For specific retention periods, please refer to our PAIA Manual or contact our Information Officer. Once information is no longer needed, it will be securely de-identified or destroyed.
9. Your Rights as a Data Subject
Under POPIA, you have the following rights in relation to your personal information:
- Right to be Notified: To be notified that your personal information is being collected.
- Right of Access: To request a copy of the personal information we hold about you.
- Right to Correction: To request the correction of any inaccurate, irrelevant, excessive, outdated, incomplete, or misleading information.
- Right to Deletion: To request the destruction or deletion of your personal information where we are no longer authorized to retain it.
- Right to Object: To object, on reasonable grounds, to the processing of your personal information.
- Right to Object to Direct Marketing: To object to the processing of your personal information for the purpose of direct marketing.
- Right to Complain: To lodge a complaint with the Information Regulator if you believe we are not processing your information in compliance with POPIA.
How to Exercise Your Rights
To exercise any of these rights, please submit a formal request in writing to our Information Officer using the contact details in Section 10. To protect your information, we will require you to provide adequate proof of your identity before we can process your request.
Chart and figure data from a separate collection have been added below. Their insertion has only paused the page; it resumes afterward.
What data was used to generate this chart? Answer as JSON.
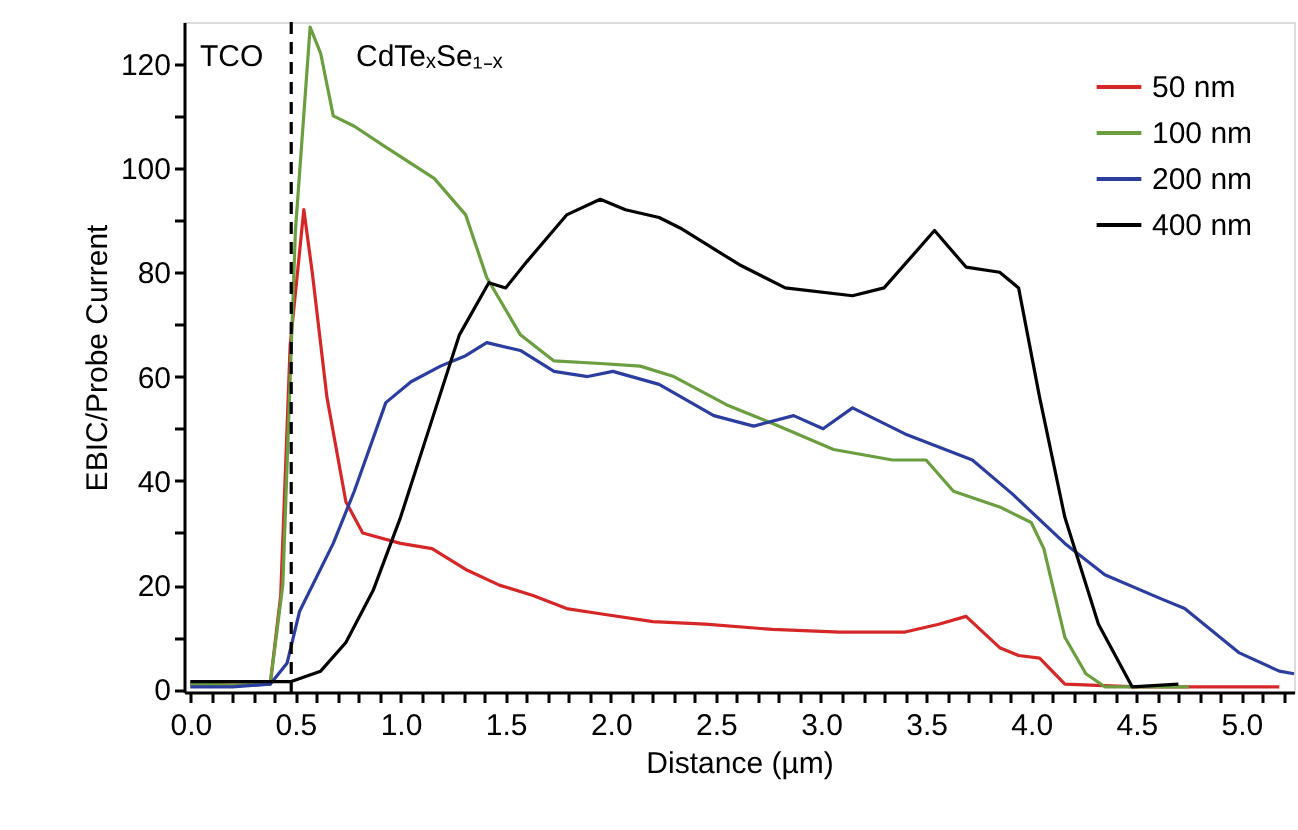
{
  "chart_data": {
    "type": "line",
    "xlabel": "Distance (µm)",
    "ylabel": "EBIC/Probe Current",
    "xlim": [
      -0.03,
      5.25
    ],
    "ylim": [
      -0.5,
      128
    ],
    "xticks": [
      {
        "value": 0,
        "label": "0.0"
      },
      {
        "value": 0.1,
        "label": null
      },
      {
        "value": 0.2,
        "label": null
      },
      {
        "value": 0.3,
        "label": null
      },
      {
        "value": 0.4,
        "label": null
      },
      0.5,
      {
        "value": 0.6,
        "label": null
      },
      {
        "value": 0.7,
        "label": null
      },
      {
        "value": 0.8,
        "label": null
      },
      {
        "value": 0.9,
        "label": null
      },
      {
        "value": 1,
        "label": "1.0"
      },
      {
        "value": 1.1,
        "label": null
      },
      {
        "value": 1.2,
        "label": null
      },
      {
        "value": 1.3,
        "label": null
      },
      {
        "value": 1.4,
        "label": null
      },
      1.5,
      {
        "value": 1.6,
        "label": null
      },
      {
        "value": 1.7,
        "label": null
      },
      {
        "value": 1.8,
        "label": null
      },
      {
        "value": 1.9,
        "label": null
      },
      {
        "value": 2,
        "label": "2.0"
      },
      {
        "value": 2.1,
        "label": null
      },
      {
        "value": 2.2,
        "label": null
      },
      {
        "value": 2.3,
        "label": null
      },
      {
        "value": 2.4,
        "label": null
      },
      2.5,
      {
        "value": 2.6,
        "label": null
      },
      {
        "value": 2.7,
        "label": null
      },
      {
        "value": 2.8,
        "label": null
      },
      {
        "value": 2.9,
        "label": null
      },
      {
        "value": 3,
        "label": "3.0"
      },
      {
        "value": 3.1,
        "label": null
      },
      {
        "value": 3.2,
        "label": null
      },
      {
        "value": 3.3,
        "label": null
      },
      {
        "value": 3.4,
        "label": null
      },
      3.5,
      {
        "value": 3.6,
        "label": null
      },
      {
        "value": 3.7,
        "label": null
      },
      {
        "value": 3.8,
        "label": null
      },
      {
        "value": 3.9,
        "label": null
      },
      {
        "value": 4,
        "label": "4.0"
      },
      {
        "value": 4.1,
        "label": null
      },
      {
        "value": 4.2,
        "label": null
      },
      {
        "value": 4.3,
        "label": null
      },
      {
        "value": 4.4,
        "label": null
      },
      4.5,
      {
        "value": 4.6,
        "label": null
      },
      {
        "value": 4.7,
        "label": null
      },
      {
        "value": 4.8,
        "label": null
      },
      {
        "value": 4.9,
        "label": null
      },
      {
        "value": 5,
        "label": "5.0"
      },
      {
        "value": 5.1,
        "label": null
      },
      {
        "value": 5.2,
        "label": null
      }
    ],
    "yticks": [
      0,
      {
        "value": 10,
        "label": null
      },
      20,
      {
        "value": 30,
        "label": null
      },
      40,
      {
        "value": 50,
        "label": null
      },
      60,
      {
        "value": 70,
        "label": null
      },
      80,
      {
        "value": 90,
        "label": null
      },
      100,
      {
        "value": 110,
        "label": null
      },
      120
    ],
    "grid": false,
    "legend": "top right",
    "marker": "none",
    "line_style": "solid",
    "ref_lines": [
      {
        "axis": "x",
        "value": 0.48,
        "color": "#000000",
        "line_style": "dashed"
      }
    ],
    "annotations": [
      "TCO",
      "CdTeₓSe₁₋ₓ"
    ],
    "series": [
      {
        "name": "50 nm",
        "color": "#d62728",
        "x": [
          0,
          0.2,
          0.38,
          0.43,
          0.475,
          0.54,
          0.58,
          0.65,
          0.74,
          0.82,
          1.0,
          1.15,
          1.31,
          1.47,
          1.63,
          1.79,
          1.95,
          2.2,
          2.45,
          2.77,
          3.09,
          3.4,
          3.56,
          3.69,
          3.85,
          3.94,
          4.04,
          4.16,
          4.5,
          5.18
        ],
        "values": [
          1,
          0.8,
          1,
          18,
          66,
          92,
          80,
          56,
          36,
          30,
          28,
          27,
          23,
          20,
          18,
          15.5,
          14.5,
          13,
          12.5,
          11.5,
          11,
          11,
          12.5,
          14,
          8,
          6.5,
          6,
          1,
          0.5,
          0.5
        ]
      },
      {
        "name": "100 nm",
        "color": "#6a9e3f",
        "x": [
          0,
          0.2,
          0.38,
          0.44,
          0.5,
          0.57,
          0.62,
          0.68,
          0.78,
          0.93,
          1.16,
          1.31,
          1.41,
          1.57,
          1.73,
          1.95,
          2.14,
          2.3,
          2.55,
          2.77,
          3.06,
          3.34,
          3.5,
          3.63,
          3.85,
          4.0,
          4.06,
          4.16,
          4.26,
          4.35,
          4.75
        ],
        "values": [
          1,
          0.8,
          1,
          20,
          88,
          127,
          122,
          110,
          108,
          104,
          98,
          91,
          79,
          68,
          63,
          62.5,
          62,
          60,
          54.6,
          51,
          46,
          44,
          44,
          38,
          35,
          32,
          27,
          10,
          3,
          0.5,
          0.5
        ]
      },
      {
        "name": "200 nm",
        "color": "#2b3ea0",
        "x": [
          0,
          0.2,
          0.38,
          0.46,
          0.52,
          0.68,
          0.78,
          0.93,
          1.05,
          1.19,
          1.31,
          1.41,
          1.57,
          1.73,
          1.89,
          2.01,
          2.23,
          2.49,
          2.68,
          2.87,
          3.01,
          3.15,
          3.4,
          3.72,
          3.91,
          4.16,
          4.35,
          4.61,
          4.73,
          4.99,
          5.18,
          5.25
        ],
        "values": [
          0.5,
          0.5,
          1,
          5,
          15,
          28,
          38,
          55,
          59,
          62,
          64,
          66.5,
          65,
          61,
          60,
          61,
          58.5,
          52.5,
          50.5,
          52.5,
          50,
          54,
          49,
          44,
          37.5,
          28,
          22,
          17.5,
          15.5,
          7,
          3.5,
          3
        ]
      },
      {
        "name": "400 nm",
        "color": "#000000",
        "x": [
          0,
          0.2,
          0.48,
          0.62,
          0.74,
          0.87,
          1.0,
          1.12,
          1.28,
          1.42,
          1.5,
          1.6,
          1.79,
          1.95,
          2.07,
          2.23,
          2.33,
          2.61,
          2.83,
          3.15,
          3.3,
          3.54,
          3.69,
          3.85,
          3.94,
          4.04,
          4.16,
          4.32,
          4.48,
          4.7
        ],
        "values": [
          1.5,
          1.5,
          1.5,
          3.5,
          9,
          19,
          33,
          48,
          68,
          78,
          77,
          82,
          91,
          94,
          92,
          90.5,
          88.5,
          81.5,
          77,
          75.5,
          77,
          88,
          81,
          80,
          77,
          56,
          33,
          12.5,
          0.5,
          1
        ]
      }
    ]
  }
}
We will respond to your request within a reasonable time. Please note that for complex access requests, a fee may be payable in accordance with the fee schedule outlined in our PAIA Manual.
10. Contact Information
Our Information Officer:
Information Officer: Wayne Kruger
Email: wayne@nexct.co
Telephone: 011 268 4411The Information Regulator (South Africa):If you are not satisfied with our response to your query or complaint, you have the right to contact the Information Regulator.
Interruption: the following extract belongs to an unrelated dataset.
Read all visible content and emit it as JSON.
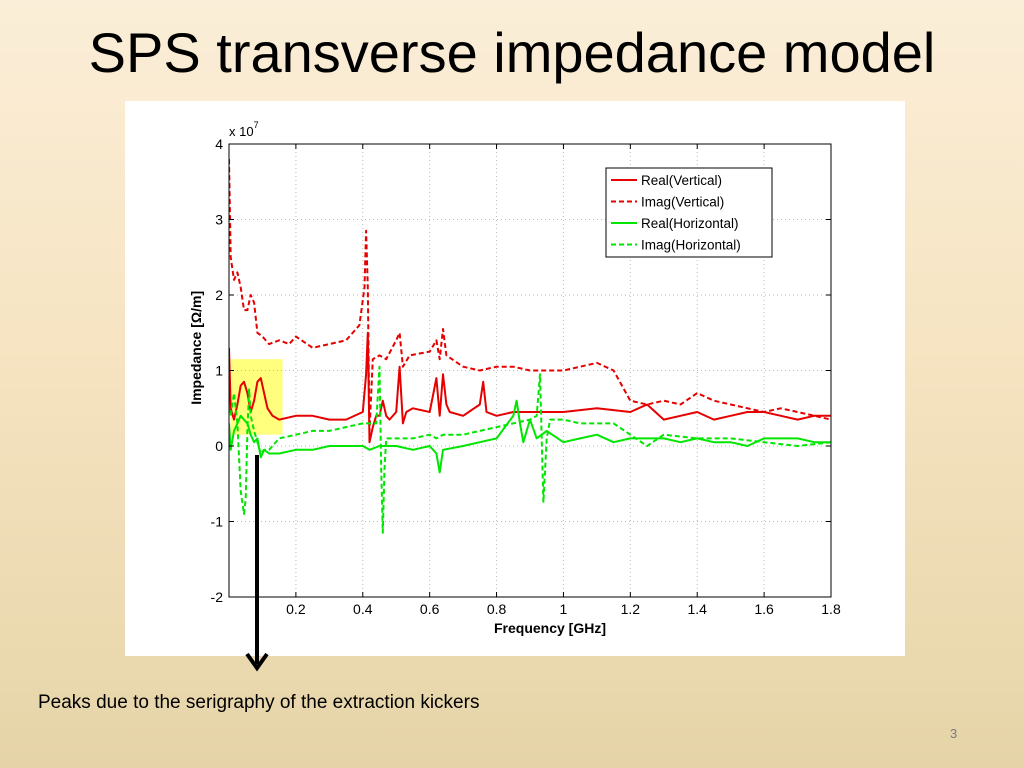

Website: https://inforegulator.org.za/
Email: complaints.IR@justice.gov.za
Address: JD House, 27 Stiemens Street, Braamfontein, Johannesburg, 2001
11. Protection of Children's Personal Information
Our services are not directed at children, and we do not knowingly collect personal information from children (natural persons under the age of 18) without the prior, verifiable consent of a "competent person" (i.e., a parent or legal guardian).
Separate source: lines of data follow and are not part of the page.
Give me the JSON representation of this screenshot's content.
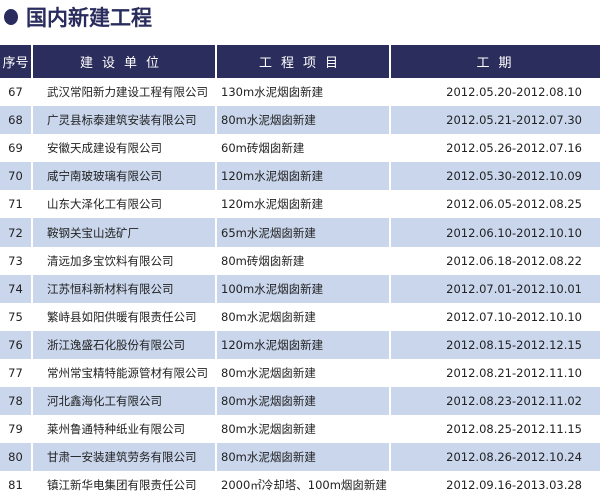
{
  "title": "国内新建工程",
  "headers": [
    "序号",
    "建设单位",
    "工程项目",
    "工期"
  ],
  "rows": [
    [
      "67",
      "武汉常阳新力建设工程有限公司",
      "130m水泥烟囱新建",
      "2012.05.20-2012.08.10"
    ],
    [
      "68",
      "广灵县标泰建筑安装有限公司",
      "80m水泥烟囱新建",
      "2012.05.21-2012.07.30"
    ],
    [
      "69",
      "安徽天成建设有限公司",
      "60m砖烟囱新建",
      "2012.05.26-2012.07.16"
    ],
    [
      "70",
      "咸宁南玻玻璃有限公司",
      "120m水泥烟囱新建",
      "2012.05.30-2012.10.09"
    ],
    [
      "71",
      "山东大泽化工有限公司",
      "120m水泥烟囱新建",
      "2012.06.05-2012.08.25"
    ],
    [
      "72",
      "鞍钢关宝山选矿厂",
      "65m水泥烟囱新建",
      "2012.06.10-2012.10.10"
    ],
    [
      "73",
      "清远加多宝饮料有限公司",
      "80m砖烟囱新建",
      "2012.06.18-2012.08.22"
    ],
    [
      "74",
      "江苏恒科新材料有限公司",
      "100m水泥烟囱新建",
      "2012.07.01-2012.10.01"
    ],
    [
      "75",
      "繁峙县如阳供暖有限责任公司",
      "80m水泥烟囱新建",
      "2012.07.10-2012.10.10"
    ],
    [
      "76",
      "浙江逸盛石化股份有限公司",
      "120m水泥烟囱新建",
      "2012.08.15-2012.12.15"
    ],
    [
      "77",
      "常州常宝精特能源管材有限公司",
      "80m水泥烟囱新建",
      "2012.08.21-2012.11.10"
    ],
    [
      "78",
      "河北鑫海化工有限公司",
      "80m水泥烟囱新建",
      "2012.08.23-2012.11.02"
    ],
    [
      "79",
      "莱州鲁通特种纸业有限公司",
      "80m水泥烟囱新建",
      "2012.08.25-2012.11.15"
    ],
    [
      "80",
      "甘肃一安装建筑劳务有限公司",
      "80m水泥烟囱新建",
      "2012.08.26-2012.10.24"
    ],
    [
      "81",
      "镇江新华电集团有限责任公司",
      "2000㎡冷却塔、100m烟囱新建",
      "2012.09.16-2013.03.28"
    ]
  ],
  "colors": {
    "header": "#2b2d5c",
    "stripe": "#c9d6ec"
  }
}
The processing of a child's personal information is generally prohibited under POPIA. Where travel services are required for a minor as part of a corporate booking made by their parent or guardian's employer, we will only process the necessary information on the lawful basis of having obtained explicit consent from the parent or guardian, facilitated through our corporate client. If we become aware that we have collected personal information from a child without such consent, we will take steps to delete that information.
12. Expanded Breach Response
Should a data breach occur that is likely to result in a risk to your rights and freedoms, we are committed to notifying you and the Information Regulator without undue delay. The notification provided to you will be in clear and plain language and will include:
- A description of the nature of the security compromise.
- The likely consequences of the breach for you.
- A description of the measures we have taken or propose to take to address the breach and mitigate its possible adverse effects.
- A recommendation on the steps you can take to protect yourself.
- The identity of the unauthorized person who may have accessed or acquired the information, if this is known to us.
We will communicate this information via email or, if necessary, through a prominent notice on our website.